津田大介氏がやろうとしている政治メディアや、東浩紀氏の提唱する一般意志2.0のフィードバックっていうのは、政治の言葉を手元に引き寄せるってことになるんじゃないかと、ぼくは期待している。

以下、前々回の記事にも載せたが、一般意志2.0についての東氏のインタビューを再掲しておく。

「一般意志2.0」を現在にインストールすることは可能か?(1)東浩紀× 荻上チキ - SYNODOS

政治的な討議は一般に、自分の身元を明らかにし、知識を持ち、熟慮の上で議論に参加するべきものだと思われていますね。しかし、ぼくがこの本で述べているのは、そうではない参加のしかたもあっていいのではないか、という提案です。ただし、それは同時にすごく制限されたものにもなる。その制限された参加のしかたが、たとえばヤジとか拍手のようなものでもいいのではないか、ということです。したがってコメントには民度は必要ないんですよ。

古代のアゴラで、政治家たちが演説をしていたとする。そのときその周りにはもちろん政治家でもなんでもない人たち、市民が取り巻いているわけですね。その市民たちがヤジを飛ばしたり拍手をしたりしていた。彼らの意見のひとつひとつは演説している政治家にはわからない。でも「この主張が受けている」とか「これは方向が違う」とか、一種のフィードバックは起きているわけですよね。そのフィードバックを回復すべきであるというのが『一般意志2.0』の骨子です。

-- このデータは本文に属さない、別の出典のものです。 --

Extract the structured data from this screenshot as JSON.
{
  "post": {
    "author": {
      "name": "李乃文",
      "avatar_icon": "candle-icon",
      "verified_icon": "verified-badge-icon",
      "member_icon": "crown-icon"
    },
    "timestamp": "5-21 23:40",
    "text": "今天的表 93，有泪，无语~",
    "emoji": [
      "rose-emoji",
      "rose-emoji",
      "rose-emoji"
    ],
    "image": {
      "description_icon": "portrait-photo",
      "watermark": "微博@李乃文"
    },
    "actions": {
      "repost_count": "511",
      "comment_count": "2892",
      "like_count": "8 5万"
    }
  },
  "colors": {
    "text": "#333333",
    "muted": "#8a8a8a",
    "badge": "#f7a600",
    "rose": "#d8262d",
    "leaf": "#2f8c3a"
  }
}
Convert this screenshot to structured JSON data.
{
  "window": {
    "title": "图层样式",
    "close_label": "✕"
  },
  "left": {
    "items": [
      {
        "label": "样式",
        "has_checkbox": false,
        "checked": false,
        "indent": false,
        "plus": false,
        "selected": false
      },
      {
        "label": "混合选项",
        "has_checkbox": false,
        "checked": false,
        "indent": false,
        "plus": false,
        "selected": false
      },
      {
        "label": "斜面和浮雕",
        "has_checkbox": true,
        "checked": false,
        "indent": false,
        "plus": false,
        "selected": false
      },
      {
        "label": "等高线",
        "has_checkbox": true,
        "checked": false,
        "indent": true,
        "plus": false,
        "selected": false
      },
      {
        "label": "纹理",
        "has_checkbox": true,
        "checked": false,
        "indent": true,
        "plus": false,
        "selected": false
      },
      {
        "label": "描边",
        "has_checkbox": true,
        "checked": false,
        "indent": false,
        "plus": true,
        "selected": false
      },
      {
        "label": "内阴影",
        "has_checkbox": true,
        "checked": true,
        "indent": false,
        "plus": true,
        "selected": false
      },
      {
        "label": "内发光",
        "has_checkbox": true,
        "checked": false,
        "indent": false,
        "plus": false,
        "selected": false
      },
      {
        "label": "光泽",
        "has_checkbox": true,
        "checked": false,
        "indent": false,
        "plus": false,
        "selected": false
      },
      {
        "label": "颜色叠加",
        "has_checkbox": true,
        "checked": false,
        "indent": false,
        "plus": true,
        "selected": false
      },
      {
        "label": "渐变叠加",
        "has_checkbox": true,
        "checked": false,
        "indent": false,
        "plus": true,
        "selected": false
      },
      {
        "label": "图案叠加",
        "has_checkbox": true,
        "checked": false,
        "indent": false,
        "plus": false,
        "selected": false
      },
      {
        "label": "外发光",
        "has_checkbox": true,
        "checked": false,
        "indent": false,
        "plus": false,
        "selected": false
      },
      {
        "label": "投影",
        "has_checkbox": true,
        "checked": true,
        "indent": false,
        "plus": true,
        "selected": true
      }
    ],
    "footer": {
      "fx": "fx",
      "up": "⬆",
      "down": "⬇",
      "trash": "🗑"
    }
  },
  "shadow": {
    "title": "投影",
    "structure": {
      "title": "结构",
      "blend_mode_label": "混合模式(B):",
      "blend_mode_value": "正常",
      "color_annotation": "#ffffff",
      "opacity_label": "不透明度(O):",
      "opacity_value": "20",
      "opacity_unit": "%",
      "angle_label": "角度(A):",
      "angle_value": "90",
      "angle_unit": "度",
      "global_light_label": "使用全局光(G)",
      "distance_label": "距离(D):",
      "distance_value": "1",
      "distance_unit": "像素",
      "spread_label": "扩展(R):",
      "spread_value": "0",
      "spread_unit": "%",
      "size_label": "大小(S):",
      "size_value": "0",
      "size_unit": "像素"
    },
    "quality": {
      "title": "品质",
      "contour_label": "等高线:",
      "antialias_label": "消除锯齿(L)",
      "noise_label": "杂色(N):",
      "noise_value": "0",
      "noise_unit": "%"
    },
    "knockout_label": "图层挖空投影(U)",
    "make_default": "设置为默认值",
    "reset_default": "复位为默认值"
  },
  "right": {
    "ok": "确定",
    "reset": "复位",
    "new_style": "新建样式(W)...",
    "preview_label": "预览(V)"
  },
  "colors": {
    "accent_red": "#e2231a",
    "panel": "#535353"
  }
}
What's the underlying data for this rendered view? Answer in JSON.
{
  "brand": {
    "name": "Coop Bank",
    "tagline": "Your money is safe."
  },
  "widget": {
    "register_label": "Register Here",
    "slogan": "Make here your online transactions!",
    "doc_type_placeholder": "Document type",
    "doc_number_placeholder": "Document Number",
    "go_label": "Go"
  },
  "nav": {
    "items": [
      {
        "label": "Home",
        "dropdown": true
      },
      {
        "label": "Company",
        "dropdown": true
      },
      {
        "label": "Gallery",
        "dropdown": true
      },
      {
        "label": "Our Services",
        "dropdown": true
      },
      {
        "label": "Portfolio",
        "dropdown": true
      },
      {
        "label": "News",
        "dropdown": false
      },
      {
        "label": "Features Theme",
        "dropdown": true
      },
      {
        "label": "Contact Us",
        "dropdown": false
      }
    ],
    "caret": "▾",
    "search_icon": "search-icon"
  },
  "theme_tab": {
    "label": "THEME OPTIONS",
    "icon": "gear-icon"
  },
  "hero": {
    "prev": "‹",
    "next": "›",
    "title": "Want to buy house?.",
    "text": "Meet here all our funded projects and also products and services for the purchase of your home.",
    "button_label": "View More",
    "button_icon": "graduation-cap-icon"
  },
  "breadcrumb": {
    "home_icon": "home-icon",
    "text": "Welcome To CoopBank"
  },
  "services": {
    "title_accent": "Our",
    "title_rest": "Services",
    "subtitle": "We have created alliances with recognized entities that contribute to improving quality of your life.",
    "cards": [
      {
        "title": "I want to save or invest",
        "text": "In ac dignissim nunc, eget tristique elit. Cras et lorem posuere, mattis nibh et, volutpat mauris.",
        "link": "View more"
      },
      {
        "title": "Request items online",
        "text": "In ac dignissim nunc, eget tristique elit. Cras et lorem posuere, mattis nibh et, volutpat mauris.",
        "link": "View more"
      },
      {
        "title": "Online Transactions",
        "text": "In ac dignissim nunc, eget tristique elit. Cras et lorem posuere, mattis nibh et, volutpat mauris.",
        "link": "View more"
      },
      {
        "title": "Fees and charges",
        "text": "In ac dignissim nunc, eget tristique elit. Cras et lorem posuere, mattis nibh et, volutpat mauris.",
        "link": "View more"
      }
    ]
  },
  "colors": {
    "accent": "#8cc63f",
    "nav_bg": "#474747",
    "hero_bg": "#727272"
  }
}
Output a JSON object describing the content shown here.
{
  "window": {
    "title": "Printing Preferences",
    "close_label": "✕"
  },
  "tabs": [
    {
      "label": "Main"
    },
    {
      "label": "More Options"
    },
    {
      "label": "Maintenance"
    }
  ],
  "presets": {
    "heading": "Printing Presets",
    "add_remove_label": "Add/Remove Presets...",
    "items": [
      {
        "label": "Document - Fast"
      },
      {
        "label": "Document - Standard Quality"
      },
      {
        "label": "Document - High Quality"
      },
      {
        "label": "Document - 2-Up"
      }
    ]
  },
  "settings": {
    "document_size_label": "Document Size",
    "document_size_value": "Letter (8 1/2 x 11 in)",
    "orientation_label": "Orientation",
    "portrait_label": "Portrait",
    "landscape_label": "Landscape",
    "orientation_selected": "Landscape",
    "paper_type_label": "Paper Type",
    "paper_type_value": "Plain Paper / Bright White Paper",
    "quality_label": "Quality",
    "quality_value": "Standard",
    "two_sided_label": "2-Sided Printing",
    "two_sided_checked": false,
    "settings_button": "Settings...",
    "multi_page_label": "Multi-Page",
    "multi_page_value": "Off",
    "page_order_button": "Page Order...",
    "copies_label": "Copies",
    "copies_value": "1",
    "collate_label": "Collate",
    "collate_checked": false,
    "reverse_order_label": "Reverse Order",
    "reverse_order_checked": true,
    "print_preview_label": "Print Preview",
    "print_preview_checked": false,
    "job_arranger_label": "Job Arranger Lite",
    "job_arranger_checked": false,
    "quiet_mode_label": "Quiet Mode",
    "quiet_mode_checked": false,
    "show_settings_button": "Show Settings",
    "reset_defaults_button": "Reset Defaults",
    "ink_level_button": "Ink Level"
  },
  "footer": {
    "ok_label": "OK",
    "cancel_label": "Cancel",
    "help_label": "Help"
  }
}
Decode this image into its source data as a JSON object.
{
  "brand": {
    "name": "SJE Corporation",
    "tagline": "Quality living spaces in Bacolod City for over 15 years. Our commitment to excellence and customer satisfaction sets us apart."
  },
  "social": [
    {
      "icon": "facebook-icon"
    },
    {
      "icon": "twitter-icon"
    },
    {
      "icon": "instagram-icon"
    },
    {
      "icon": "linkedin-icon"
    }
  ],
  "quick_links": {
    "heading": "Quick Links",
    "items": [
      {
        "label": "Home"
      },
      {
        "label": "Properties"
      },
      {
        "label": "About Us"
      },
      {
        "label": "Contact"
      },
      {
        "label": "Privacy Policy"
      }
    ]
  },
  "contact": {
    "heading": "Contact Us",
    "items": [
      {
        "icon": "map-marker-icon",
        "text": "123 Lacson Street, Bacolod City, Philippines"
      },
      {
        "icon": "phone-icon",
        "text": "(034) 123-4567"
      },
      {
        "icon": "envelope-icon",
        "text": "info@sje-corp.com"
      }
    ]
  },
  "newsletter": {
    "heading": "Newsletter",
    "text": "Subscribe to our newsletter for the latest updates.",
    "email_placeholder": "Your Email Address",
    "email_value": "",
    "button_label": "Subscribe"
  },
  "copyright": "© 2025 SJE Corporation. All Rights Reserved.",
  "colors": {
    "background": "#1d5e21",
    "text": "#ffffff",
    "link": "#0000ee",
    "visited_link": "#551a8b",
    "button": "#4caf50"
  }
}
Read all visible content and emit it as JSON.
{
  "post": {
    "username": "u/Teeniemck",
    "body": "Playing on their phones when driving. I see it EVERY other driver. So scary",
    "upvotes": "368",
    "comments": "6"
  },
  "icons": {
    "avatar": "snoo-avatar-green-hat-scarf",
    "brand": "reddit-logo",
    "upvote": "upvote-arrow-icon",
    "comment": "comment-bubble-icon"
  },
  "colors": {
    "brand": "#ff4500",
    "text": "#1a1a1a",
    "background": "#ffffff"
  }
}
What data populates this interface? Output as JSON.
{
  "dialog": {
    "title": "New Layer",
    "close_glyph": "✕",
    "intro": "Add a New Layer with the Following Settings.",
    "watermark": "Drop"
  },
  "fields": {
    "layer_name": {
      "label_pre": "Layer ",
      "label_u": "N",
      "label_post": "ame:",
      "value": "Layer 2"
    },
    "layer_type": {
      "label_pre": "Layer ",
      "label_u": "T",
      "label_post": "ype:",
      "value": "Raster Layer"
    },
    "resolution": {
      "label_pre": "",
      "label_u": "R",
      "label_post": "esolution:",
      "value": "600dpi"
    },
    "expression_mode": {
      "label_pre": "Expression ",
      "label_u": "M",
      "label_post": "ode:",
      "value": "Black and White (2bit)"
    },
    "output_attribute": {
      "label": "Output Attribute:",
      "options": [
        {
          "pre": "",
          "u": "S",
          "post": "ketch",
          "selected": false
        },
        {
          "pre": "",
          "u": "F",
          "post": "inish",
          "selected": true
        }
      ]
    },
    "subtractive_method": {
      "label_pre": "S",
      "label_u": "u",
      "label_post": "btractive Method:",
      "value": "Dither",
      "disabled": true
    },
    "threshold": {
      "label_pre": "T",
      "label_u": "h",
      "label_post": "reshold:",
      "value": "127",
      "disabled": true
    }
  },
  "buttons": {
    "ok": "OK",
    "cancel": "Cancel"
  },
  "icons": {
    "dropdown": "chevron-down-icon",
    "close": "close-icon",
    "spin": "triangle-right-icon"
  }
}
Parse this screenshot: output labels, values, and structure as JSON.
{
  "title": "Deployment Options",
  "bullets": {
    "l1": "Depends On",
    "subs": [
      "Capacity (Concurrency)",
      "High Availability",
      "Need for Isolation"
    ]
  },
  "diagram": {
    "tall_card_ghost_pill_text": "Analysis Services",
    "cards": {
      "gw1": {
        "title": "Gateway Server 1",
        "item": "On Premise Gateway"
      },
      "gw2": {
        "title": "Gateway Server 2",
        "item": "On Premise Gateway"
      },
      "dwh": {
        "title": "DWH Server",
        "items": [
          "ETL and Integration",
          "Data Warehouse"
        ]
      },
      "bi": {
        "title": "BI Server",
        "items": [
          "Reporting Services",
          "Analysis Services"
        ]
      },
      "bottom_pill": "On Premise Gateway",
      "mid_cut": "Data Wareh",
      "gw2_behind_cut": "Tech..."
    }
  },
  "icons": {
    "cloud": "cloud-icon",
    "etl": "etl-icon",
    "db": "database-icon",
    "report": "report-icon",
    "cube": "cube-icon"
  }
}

「大衆の無意識に従え」というわけではなく、かといって大衆の意志を排除して熟議だけで物事を決めろというのでもない。熟議と大衆の無意識のあいだのフィードバックをどうやってつくるか、それが重要だと考えています。

この本には書いていないけど、古来、多くの「みんなで決める」というのは、おそらくそういうフィードバックのプロセスだったと思うんですね。たとえば100人で何かを決めるとして、そのなかの専門家10人に決定を委ね、彼らが密室で決めたことに90人が従う、というのはやはりかなり人工的な制度です。いまはそうなってしまっていますがね。自然なかたちは、おそらく、10人が決めるその周りを90人が取り巻いて、その「空気」を見ながら10人も議論していたというものだと思いますよ。


「ヤジとか拍手のようなもの」による政治への参加の仕方っていうのは、東氏が言うところの「動物的」なものであると思うのだけど、これって自分を主語とした政治言語だと思う。つまり、ある個人が生きてきた中での蓄積から生じる経験則だ。もし、それが可視化されて熟議の場に取り込むことができるようになるのならば、熟議の場というものは、ディベート論理が優位に立つ欧米式の議論から、もっと肉感性を伴ったものになる可能性があるかもしれない。日本語がクリアカットな言語に生まれ変わることはないと思うが、「話し手」の意志を取り戻すことはできるかもしれない。

そもそも「政治」って言葉を聞いたときにまずはじめに受けるネガティブなイメージをなんとかしたいよね。政治家っていちばんクリエイティブな仕事だと思うよ、ほんらい的に。